“Adventure is a path. Real adventure – self-determined, self-motivated, often risky – forces you to have firsthand encounters with the world. The world the way it is, not the way you imagine it. Your body will collide with the earth and you will bear witness. In this way you will be compelled to grapple with the limitless kindness and bottomless cruelty of humankind – and perhaps realize that you yourself are capable of both. This will change you. Nothing will ever again be black-and-white.” – Mark Jenkins

Mailing Address

Bryn Kass
San Francisco, CA

Friday, March 25, 2011

A Hiker's Heaven

Well, I have much to tell you about. It’s been quite a while. For the sake of time, yours and mine, I will tell you about myself but spare the unnecessary details that I seem to ever-so-unskillfully add into my usual blogs.

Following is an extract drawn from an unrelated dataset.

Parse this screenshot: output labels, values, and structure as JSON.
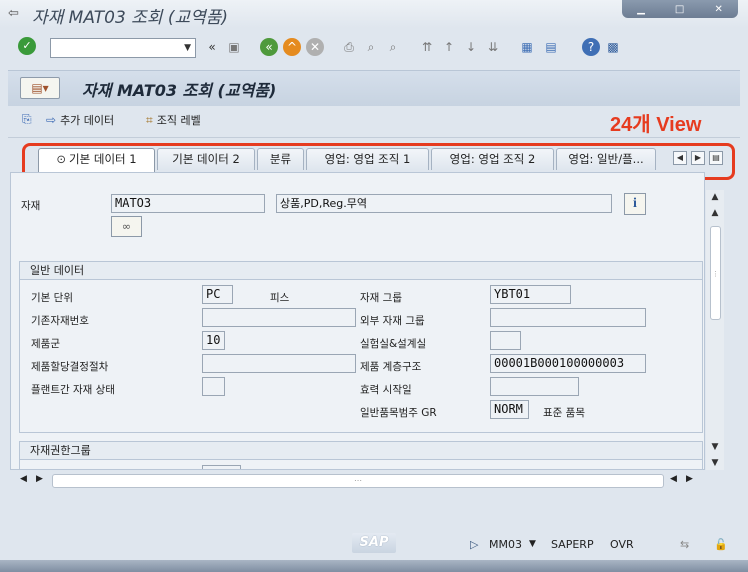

Let me tell you about an amazing weekend in UCT. Friday afternoon, after class, Geo, Taylor, Lans and I hiked up Lion’s Head, a short trail that I am all too familiar with now, seeing as I’ve hiked it about 4 or 5 times. Why you ask? Simple: it is the shortest hike for the best view of Cape Town. Apparently, it’s the best paragliding venue azwell. Paragliding on that Friday afternoon was beautiful. The sport is much more thorough and detail-oriented than I imagined, and I spent most of the ride asking him what he was doing at any given moment. Perhaps that is the reason the “thermal winds began to decrease” over an amount of time. The view was breathtaking, even better than I had imagined, and the greatest thing about paragliding is the sense of thrill is minimal compared to sky diving so you can better experience where you are and what you are seeing. After our paragliding session, we all met up at a restaurant called Blues in Camps Bay for Taylor’s birthday dinner. I ordered a mushroom burger…heaven.

Saturday, Dylan, Taylor, Julia and I hiked up skeleton gorge to table mountain. It was a great day for a hike and the company was talkative and cheery. After 3.5 hours of hiking, it’s amusing to run into tourists at the top of the mountain who clearly took the cable car up to sip on wine and take pictures (aka, outfits were starkly contrasting). Later that evening, we went with a group to a professional Stormers Rugby game, in which we stole the win in the last minutes. The players are huge and could probably consume me without chewing. Needless to say, the sport is very entertaining.

The next morning, Taylor and I woke up early to start our next adventure. We started what we though was a short trek up the steep side of table mountain, hoping to make it to the top in under an hour for our abseiling appointment. Of course, about 15 minutes in, we were informed that the path took 2 hours, at a minimum and was quite steep. Inevitably (because I was involved), we ended up taking a wrong turn some way up and took the advanced route up the last third of the hike, only to reach a sign that read “This is not the easy way down” right before our summit. Whoops. We reached the top in time to abseil (repel) down the face of table mountain. The best part about this is that, since you lower yourself, you are able to simply stop and look around and below you at any moment. About half way down, “there is a surprise”, at which point, the cliff’s edge ceases to exist and you simply lower yourself dangling. My rope started to turn me, allowing me a 360 degree panorama of the landscape from the mountain. When we reached the bottom we hiked back up to the top and took the cable car down.

Immediately after our abseil adventure, Taylor and I showered and took a mini-bus to Mzolis, a butchery in the township of Gugulethu. The restaurant opened in early 2003 and has since become somewhat of a socialite’s hangout, known for public drunkenness and lots and lots of meat (so much meat). It is an especially interesting place because the locals in Gugulethu are mainly Xhosa-speaking, impoverished, black people (yes, it is politically correct to call someone ‘black’ here), while visitors of Mzoli’s are often wealthy, white, tourists. During the night, the township is lively but dangerous; during the proper weekend days it is overcrowded with the hustle and bustle of wealth and poverty sitting across the table from one another. It was a refreshing phenomenon. lso, the day was hot, and a nice Hunter’s Dry cider has never tasted better (thanks for introducing me to Hunter, Dyl). After a good nap and a dip in the pool, the church service was the perfect end to a great weekend.